On that note, there really is nothing wrong with the movie outside of its format. Had the actual movie been cut up and slightly edited into episodes along with Part Two, I would’ve probably loved it. As it is, I’m genuinely torn. Apart from the format, exposition and structure, everything else is pretty much stellar. The cast is in top form, as expected. Timothee Chalamet leads with undeniable on-screen presence and talent even though his character Paul Atreides doesn’t have that much depth thus far. The same can be said for Zendaya who has an unspeakably small role perfect for a perfume commercial. Rebecca Ferguson has what is probably the most emotionally-demanding role in this movie and she nails it. The heartbreak, dread and fear are palpable whenever she’s on-screen. Oscar Isaac is perfectly cast as Paul’s father, Duke Leto of Atreides, a genuinely good-hearted father with stoic-like leadership. Josh Brolin plays Josh Brolin and he’s great at it! Jason Mamoa delivered a highlight of a performance with his presence feeling almost out of place but in the best way possible. Villeneuve’s directing is stellar as expected, the cinematography is genuinely a cinematic event in and of itself. The epic scope this movie so expertly dons almost cover up its flaws. Hans Zimmer’s grand score is one that complements the scope of the movie. It demands to be heard with plenty of scenes highlighting it, rightfully so. The entire cast and crew are bringing their best to this movie and it shows, there is an evident passion in every scene.

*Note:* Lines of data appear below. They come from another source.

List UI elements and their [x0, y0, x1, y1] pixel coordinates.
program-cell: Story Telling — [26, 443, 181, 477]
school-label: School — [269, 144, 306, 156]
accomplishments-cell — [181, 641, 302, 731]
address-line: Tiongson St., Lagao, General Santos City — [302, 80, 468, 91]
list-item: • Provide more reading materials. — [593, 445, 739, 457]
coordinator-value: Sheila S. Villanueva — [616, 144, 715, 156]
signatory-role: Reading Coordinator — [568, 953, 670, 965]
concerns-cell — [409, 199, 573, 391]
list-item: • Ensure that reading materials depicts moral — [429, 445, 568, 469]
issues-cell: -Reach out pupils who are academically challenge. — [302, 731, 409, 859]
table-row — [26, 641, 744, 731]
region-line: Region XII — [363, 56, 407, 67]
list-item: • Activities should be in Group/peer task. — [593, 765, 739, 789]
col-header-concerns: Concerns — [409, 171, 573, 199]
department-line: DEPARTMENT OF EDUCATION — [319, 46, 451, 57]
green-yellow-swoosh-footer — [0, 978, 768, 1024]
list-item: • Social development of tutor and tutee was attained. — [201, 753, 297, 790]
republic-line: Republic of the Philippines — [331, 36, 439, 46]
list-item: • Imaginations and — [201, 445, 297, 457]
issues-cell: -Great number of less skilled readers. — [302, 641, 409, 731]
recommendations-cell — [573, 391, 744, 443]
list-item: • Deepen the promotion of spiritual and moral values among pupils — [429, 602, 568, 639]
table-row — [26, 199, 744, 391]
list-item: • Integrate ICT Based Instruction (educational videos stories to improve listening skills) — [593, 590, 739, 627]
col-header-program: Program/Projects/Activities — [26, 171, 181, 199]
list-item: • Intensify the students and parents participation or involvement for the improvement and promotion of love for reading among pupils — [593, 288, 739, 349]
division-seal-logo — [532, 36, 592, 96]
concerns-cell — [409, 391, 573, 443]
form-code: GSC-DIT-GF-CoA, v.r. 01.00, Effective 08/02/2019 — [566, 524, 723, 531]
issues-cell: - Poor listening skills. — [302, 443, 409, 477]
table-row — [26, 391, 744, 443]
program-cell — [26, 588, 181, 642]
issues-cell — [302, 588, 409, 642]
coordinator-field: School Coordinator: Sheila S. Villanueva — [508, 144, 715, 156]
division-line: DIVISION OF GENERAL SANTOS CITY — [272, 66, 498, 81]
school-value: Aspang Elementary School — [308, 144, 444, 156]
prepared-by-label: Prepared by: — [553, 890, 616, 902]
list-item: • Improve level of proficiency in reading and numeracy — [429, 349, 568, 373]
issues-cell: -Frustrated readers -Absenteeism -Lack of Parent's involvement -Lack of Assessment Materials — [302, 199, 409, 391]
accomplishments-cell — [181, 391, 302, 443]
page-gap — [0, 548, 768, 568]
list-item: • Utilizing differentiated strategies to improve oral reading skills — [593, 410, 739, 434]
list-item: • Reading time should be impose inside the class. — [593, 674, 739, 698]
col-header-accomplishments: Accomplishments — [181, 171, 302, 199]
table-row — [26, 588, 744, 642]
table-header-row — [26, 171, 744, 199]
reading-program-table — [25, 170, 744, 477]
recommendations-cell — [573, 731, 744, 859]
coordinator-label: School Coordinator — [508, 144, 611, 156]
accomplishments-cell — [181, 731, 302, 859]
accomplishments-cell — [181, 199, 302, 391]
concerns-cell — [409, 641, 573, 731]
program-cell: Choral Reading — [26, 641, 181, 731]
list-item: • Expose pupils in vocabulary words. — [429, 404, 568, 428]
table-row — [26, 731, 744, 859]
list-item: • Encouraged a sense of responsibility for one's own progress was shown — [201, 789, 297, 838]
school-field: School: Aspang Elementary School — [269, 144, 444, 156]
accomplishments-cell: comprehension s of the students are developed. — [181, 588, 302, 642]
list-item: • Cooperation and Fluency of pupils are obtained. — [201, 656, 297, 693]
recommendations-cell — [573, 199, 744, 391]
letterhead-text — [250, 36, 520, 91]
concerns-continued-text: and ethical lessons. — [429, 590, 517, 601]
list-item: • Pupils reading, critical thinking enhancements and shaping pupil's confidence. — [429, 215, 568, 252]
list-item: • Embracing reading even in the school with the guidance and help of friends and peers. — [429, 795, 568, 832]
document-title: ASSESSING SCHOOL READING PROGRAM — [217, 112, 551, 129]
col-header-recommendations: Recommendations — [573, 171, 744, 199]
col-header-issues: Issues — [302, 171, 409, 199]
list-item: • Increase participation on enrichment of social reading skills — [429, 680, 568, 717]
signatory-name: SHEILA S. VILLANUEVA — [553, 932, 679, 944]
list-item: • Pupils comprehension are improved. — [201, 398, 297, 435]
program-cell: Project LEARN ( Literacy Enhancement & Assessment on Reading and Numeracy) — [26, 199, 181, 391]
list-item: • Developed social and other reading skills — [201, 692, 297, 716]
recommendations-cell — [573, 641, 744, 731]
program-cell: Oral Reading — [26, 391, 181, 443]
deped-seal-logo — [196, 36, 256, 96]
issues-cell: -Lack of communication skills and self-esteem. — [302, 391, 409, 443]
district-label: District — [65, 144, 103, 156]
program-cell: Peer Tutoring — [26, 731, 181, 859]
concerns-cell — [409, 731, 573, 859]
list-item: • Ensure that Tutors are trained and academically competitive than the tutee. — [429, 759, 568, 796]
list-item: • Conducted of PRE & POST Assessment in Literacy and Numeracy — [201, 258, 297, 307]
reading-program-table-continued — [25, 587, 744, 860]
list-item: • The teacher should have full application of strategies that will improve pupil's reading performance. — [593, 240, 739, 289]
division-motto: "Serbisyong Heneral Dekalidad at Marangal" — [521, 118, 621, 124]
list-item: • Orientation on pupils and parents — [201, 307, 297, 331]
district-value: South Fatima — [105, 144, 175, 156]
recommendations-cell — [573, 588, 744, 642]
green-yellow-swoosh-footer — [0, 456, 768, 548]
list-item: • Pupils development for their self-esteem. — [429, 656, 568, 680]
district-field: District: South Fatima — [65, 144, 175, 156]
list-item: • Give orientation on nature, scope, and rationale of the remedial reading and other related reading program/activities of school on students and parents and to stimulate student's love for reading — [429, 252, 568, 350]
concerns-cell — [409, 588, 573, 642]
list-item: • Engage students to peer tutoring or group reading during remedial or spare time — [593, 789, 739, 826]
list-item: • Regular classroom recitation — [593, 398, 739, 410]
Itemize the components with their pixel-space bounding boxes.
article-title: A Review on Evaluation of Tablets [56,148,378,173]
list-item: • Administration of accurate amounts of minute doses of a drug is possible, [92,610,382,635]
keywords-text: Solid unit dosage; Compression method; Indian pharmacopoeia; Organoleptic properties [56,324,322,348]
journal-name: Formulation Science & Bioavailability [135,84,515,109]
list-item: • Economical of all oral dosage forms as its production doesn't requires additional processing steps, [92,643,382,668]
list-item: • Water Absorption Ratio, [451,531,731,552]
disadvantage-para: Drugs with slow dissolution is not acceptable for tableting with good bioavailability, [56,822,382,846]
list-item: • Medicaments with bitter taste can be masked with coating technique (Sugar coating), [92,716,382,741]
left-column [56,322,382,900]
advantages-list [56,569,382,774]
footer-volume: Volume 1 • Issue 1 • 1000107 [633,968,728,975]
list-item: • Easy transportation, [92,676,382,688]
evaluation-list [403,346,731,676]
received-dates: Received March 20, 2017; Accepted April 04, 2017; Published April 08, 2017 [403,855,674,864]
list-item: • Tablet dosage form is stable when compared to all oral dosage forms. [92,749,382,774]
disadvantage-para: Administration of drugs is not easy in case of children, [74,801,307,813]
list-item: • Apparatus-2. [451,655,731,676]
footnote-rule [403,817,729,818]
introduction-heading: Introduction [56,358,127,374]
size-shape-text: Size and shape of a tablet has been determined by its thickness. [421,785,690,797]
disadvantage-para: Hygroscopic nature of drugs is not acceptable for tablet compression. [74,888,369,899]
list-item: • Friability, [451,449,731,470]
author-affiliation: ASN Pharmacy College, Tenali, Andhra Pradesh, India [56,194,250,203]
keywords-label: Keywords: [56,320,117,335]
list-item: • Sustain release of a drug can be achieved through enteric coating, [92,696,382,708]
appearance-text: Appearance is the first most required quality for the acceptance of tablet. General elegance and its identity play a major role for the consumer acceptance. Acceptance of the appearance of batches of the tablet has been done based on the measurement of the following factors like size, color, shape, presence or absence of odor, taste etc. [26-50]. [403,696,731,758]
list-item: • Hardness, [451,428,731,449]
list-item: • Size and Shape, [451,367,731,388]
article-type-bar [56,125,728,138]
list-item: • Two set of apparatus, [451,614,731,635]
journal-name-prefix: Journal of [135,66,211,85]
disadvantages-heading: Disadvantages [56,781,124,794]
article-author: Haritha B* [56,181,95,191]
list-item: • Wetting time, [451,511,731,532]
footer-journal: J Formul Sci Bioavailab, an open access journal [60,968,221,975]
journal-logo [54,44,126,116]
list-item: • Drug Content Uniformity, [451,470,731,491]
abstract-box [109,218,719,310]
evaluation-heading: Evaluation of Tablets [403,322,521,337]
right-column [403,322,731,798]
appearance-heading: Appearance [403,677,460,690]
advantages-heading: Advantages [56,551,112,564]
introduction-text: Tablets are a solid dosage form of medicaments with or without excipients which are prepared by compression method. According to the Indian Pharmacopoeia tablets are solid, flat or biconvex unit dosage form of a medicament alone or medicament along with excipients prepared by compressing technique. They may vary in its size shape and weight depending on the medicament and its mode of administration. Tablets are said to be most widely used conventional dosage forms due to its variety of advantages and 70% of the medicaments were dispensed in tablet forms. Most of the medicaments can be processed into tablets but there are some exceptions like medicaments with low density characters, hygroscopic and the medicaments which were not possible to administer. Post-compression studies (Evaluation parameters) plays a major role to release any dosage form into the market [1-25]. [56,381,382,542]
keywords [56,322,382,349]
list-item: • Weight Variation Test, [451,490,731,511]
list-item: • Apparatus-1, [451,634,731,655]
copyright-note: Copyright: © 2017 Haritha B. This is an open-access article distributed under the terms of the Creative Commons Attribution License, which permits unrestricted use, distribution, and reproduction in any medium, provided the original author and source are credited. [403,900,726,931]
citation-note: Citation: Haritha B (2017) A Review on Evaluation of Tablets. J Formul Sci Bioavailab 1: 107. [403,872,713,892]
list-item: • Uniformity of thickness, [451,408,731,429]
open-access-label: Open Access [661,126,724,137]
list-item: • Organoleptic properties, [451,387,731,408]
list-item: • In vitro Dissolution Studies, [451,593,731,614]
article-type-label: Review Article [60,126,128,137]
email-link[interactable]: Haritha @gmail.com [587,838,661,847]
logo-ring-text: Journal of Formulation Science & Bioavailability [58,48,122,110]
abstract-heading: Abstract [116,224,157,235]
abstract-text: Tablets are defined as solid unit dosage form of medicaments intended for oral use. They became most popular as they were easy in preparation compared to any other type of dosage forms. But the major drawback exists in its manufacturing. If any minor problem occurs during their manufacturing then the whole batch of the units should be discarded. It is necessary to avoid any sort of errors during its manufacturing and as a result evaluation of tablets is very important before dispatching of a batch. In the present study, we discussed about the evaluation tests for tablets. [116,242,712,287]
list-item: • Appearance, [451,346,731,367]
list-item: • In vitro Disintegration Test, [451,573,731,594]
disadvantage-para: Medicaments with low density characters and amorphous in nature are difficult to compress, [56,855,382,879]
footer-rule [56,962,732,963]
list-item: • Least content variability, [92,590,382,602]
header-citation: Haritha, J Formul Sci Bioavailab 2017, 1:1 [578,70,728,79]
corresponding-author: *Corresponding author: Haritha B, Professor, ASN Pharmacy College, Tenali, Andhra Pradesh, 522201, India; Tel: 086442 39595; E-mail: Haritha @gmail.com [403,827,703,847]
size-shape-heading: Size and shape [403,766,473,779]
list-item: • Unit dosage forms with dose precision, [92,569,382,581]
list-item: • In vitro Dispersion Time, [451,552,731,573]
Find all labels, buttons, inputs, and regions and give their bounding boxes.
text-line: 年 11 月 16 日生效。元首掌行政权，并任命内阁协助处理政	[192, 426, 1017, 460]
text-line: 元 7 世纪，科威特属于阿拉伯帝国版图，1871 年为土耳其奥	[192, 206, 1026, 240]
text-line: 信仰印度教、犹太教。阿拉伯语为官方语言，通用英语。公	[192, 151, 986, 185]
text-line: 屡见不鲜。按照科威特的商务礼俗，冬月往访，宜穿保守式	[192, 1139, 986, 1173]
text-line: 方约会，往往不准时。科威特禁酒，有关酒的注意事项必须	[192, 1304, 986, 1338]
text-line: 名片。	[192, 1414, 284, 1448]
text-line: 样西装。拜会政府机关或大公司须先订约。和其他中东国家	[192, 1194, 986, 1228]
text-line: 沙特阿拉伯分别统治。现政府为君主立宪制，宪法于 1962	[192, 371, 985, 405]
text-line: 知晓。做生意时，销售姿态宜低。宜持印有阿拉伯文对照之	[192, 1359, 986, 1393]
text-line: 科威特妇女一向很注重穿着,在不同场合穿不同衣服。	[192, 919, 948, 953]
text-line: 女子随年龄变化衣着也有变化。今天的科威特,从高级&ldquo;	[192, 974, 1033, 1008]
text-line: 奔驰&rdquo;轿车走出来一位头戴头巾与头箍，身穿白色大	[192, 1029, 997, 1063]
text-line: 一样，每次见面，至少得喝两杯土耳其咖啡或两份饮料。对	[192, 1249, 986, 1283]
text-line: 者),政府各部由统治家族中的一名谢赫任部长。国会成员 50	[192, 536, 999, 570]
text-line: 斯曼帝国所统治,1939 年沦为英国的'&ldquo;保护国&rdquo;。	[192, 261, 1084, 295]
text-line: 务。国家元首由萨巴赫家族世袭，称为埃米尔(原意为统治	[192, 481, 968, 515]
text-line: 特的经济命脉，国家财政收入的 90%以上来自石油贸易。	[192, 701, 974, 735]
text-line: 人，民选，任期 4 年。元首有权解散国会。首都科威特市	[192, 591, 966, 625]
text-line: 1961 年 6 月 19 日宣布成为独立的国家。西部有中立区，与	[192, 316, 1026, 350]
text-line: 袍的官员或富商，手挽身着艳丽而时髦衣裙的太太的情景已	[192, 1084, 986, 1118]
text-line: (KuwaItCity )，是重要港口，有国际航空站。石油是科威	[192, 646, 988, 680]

Overall, ‘Dune: Part One’ is ultimately too weak to stand on its own as a singular movie from the perspective of an outsider to the ‘Dune‘ franchise. Once the structure between the acts falls apart, the movie starts feeling like an endless chore with no promising pay-off. While the performances are stellar and the visual language, jaw-dropping, Denis Villeneuve’s latest inspiring blockbuster feels like it was destined on a much smaller screen.

‘Dune: Part One’ is available in theatres as well as on HBO Max for a limited time.